Die Staatsanwaltschaft akzeptierte das nicht und erreichte, dass der Verdächtige in Untersuchungshaft kam. Nach knapp drei Wochen kam er aber wieder frei. Die Entscheidung sei «im Hinblick auf die gegenwärtig bestehende Beweislage vertretbar», erklärte die Staatsanwaltschaft damals. Der Schwager blieb aber im Visier der Ermittler.
Was sagt der Schwager?
Der Mann bestreitet, Rebecca getötet zu haben. Er gibt an, Rebecca habe das Haus verlassen. Das konnte die Mordkommission anhand der Handydaten nicht feststellen. Sie geht davon aus, «dass Rebecca das Haus des Schwagers nicht lebend verlassen hat», wie die Staatsanwaltschaft mehrfach betonte.
Ob er aktuell erneut von der Polizei befragt wurde, ist unklar. Staatsanwaltschaftssprecher Petzold sagte dazu «aus ermittlungstaktischen Gründen» keine Angaben. Die Verteidigung des 33-Jährigen äußerte sich nicht auf eine Anfrage. Rebeccas Familie stand immer hinter ihm.
Was wurde unternommen, um Rebecca zu finden?
Seit dem Verschwinden von Rebecca sind bei der Polizei mehr als 3.200 Hinweise eingegangen. Im Oktober 2020 und Januar 2021 wurden in Berlin und Brandenburg Knochenfunde gemeldet. Es stellte sich jedoch heraus, dass sie zu Tieren gehörten. Vor etwa fünf Jahren entdeckten Jugendliche eine Decke und Knochen bei Kummersdorf in Brandenburg – auch diese standen nicht im Zusammenhang mit Rebecca, wie die Untersuchungen ergaben.

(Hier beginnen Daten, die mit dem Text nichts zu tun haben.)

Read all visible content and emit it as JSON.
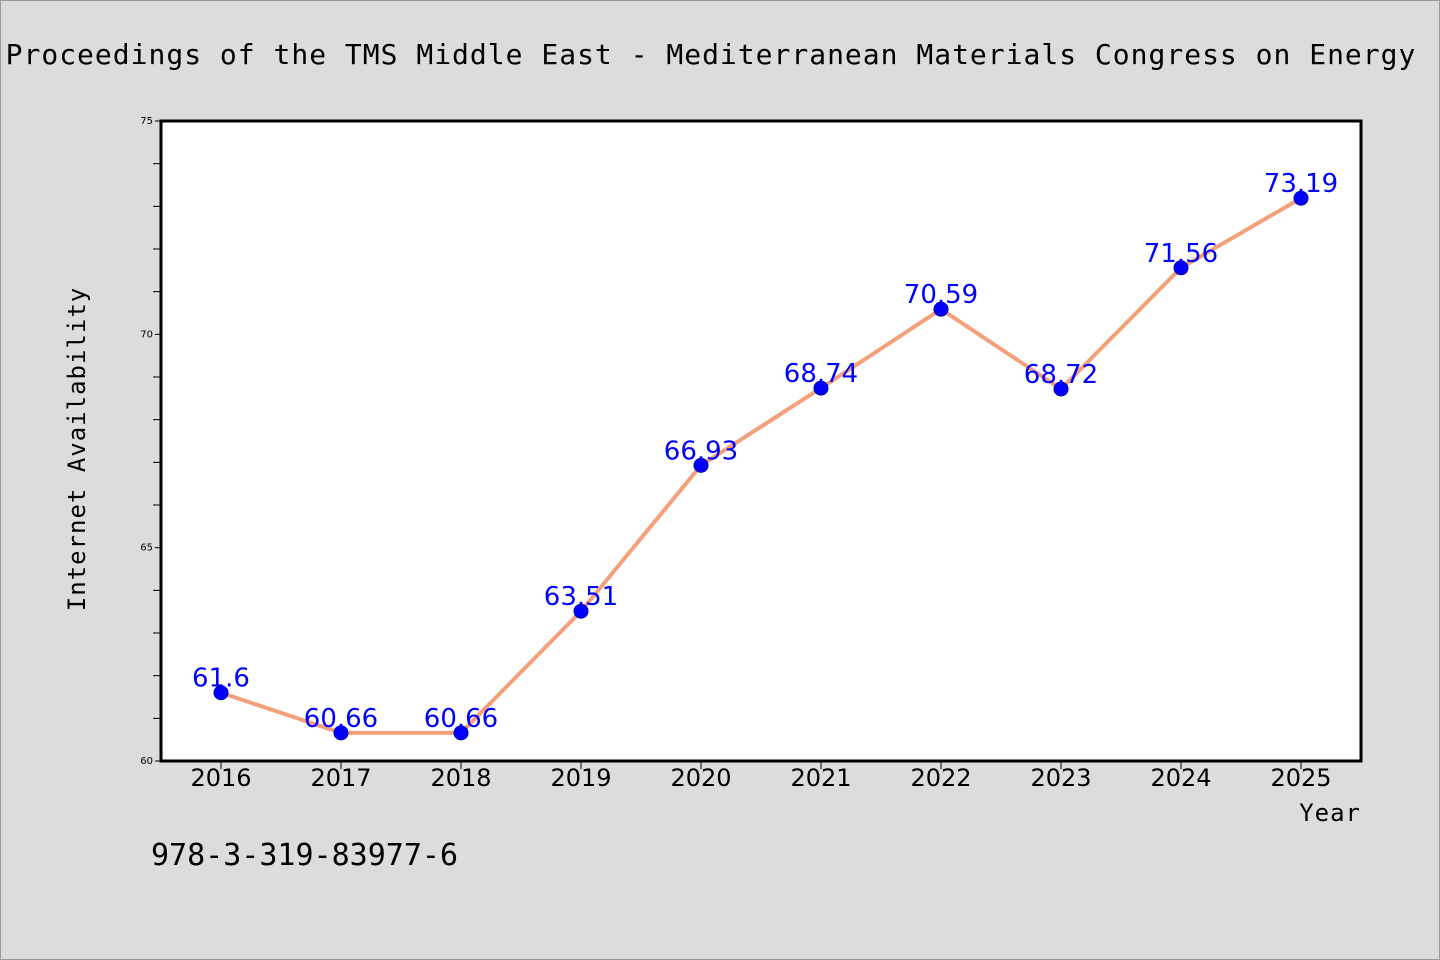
{
  "header": {
    "title": "Proceedings of the TMS Middle East - Mediterranean Materials Congress on Energy"
  },
  "footer": {
    "isbn": "978-3-319-83977-6"
  },
  "colors": {
    "background": "#dcdcdc",
    "plot_background": "#ffffff",
    "line": "#f4a07a",
    "marker": "#0000ff",
    "data_label": "#0000ff"
  },
  "chart_data": {
    "type": "line",
    "title": "Proceedings of the TMS Middle East - Mediterranean Materials Congress on Energy",
    "xlabel": "Year",
    "ylabel": "Internet Availability",
    "categories": [
      "2016",
      "2017",
      "2018",
      "2019",
      "2020",
      "2021",
      "2022",
      "2023",
      "2024",
      "2025"
    ],
    "series": [
      {
        "values": [
          61.6,
          60.66,
          60.66,
          63.51,
          66.93,
          68.74,
          70.59,
          68.72,
          71.56,
          73.19
        ],
        "labels": [
          "61.6",
          "60.66",
          "60.66",
          "63.51",
          "66.93",
          "68.74",
          "70.59",
          "68.72",
          "71.56",
          "73.19"
        ]
      }
    ],
    "ylim": [
      60,
      75
    ],
    "yticks": [
      "60",
      "65",
      "70",
      "75"
    ],
    "grid": false,
    "legend": "none",
    "marker": "circle",
    "data_labels": true
  }
}
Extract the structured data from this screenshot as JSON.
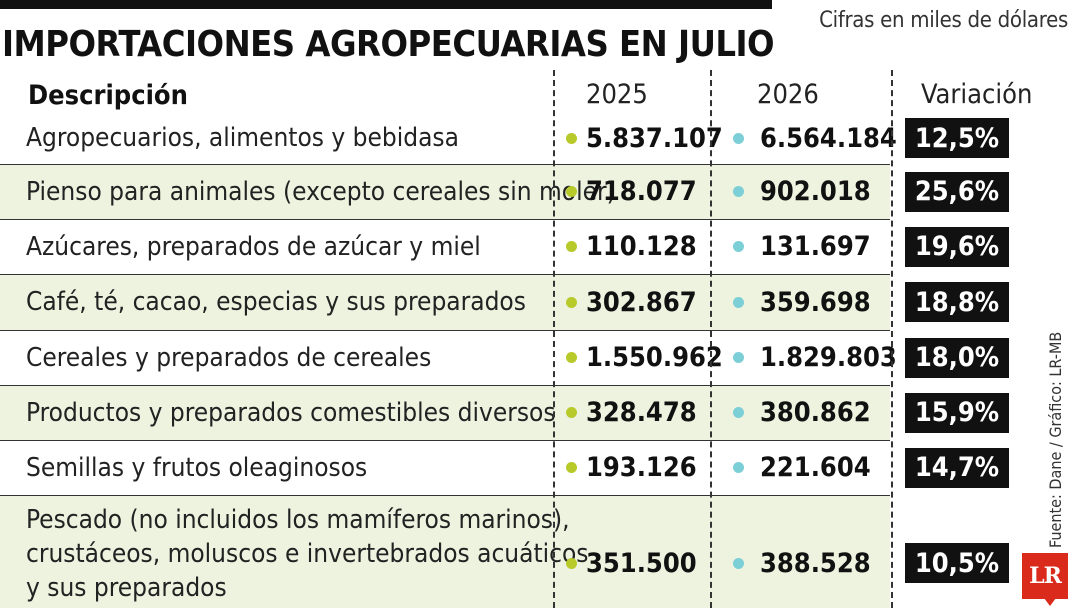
{
  "header": {
    "title": "IMPORTACIONES AGROPECUARIAS EN JULIO",
    "units": "Cifras en miles de dólares"
  },
  "columns": {
    "description": "Descripción",
    "y2025": "2025",
    "y2026": "2026",
    "variation": "Variación"
  },
  "footer": {
    "source": "Fuente: Dane / Gráfico: LR-MB",
    "logo": "LR"
  },
  "colors": {
    "dot_2025": "#b8c92a",
    "dot_2026": "#7ccfd6",
    "row_shade": "#eef3e0",
    "variation_box": "#111111",
    "logo": "#d92a1c"
  },
  "chart_data": {
    "type": "table",
    "title": "IMPORTACIONES AGROPECUARIAS EN JULIO",
    "subtitle": "Cifras en miles de dólares",
    "columns": [
      "Descripción",
      "2025",
      "2026",
      "Variación"
    ],
    "rows": [
      {
        "description": "Agropecuarios, alimentos y bebidasa",
        "v2025": "5.837.107",
        "v2026": "6.564.184",
        "variation": "12,5%"
      },
      {
        "description": "Pienso para animales (excepto cereales sin moler)",
        "v2025": "718.077",
        "v2026": "902.018",
        "variation": "25,6%"
      },
      {
        "description": "Azúcares, preparados de azúcar y miel",
        "v2025": "110.128",
        "v2026": "131.697",
        "variation": "19,6%"
      },
      {
        "description": "Café, té, cacao, especias y sus preparados",
        "v2025": "302.867",
        "v2026": "359.698",
        "variation": "18,8%"
      },
      {
        "description": "Cereales y preparados de cereales",
        "v2025": "1.550.962",
        "v2026": "1.829.803",
        "variation": "18,0%"
      },
      {
        "description": "Productos y preparados comestibles diversos",
        "v2025": "328.478",
        "v2026": "380.862",
        "variation": "15,9%"
      },
      {
        "description": "Semillas y frutos oleaginosos",
        "v2025": "193.126",
        "v2026": "221.604",
        "variation": "14,7%"
      },
      {
        "description": "Pescado (no incluidos los mamíferos marinos),\ncrustáceos, moluscos e invertebrados acuáticos\ny sus preparados",
        "v2025": "351.500",
        "v2026": "388.528",
        "variation": "10,5%"
      }
    ]
  }
}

Seit dem Verschwinden von Rebecca hat die Polizei auch Waldgebiete entlang der Autobahn in Richtung Polen durchsucht – jedoch nicht das Grundstück der Großmutter.
Wie geht es nun weiter?
Bis Dienstagmittag gab die Staatsanwaltschaft keine Informationen darüber, ob bei den Durchsuchungen in Teiche Beweismittel entdeckt wurden. Es war unklar, wie lange der Einsatz südöstlich der Hauptstadt andauern sollte. Am zweiten Tag waren jedoch nur noch etwa halb so viele Polizisten vor Ort wie am Montag.
Die Ermittler hoffen auch auf Hinweise durch einen Zeugenaufruf zum Auto der Familie, einem pinken Twingo. Sie fragen, wer das Fahrzeug rund um den 18. Februar 2019 im Bereich der A12 Richtung Polen oder Tauche gesehen hat. Dazu wird auch ein Flyer verteilt werden.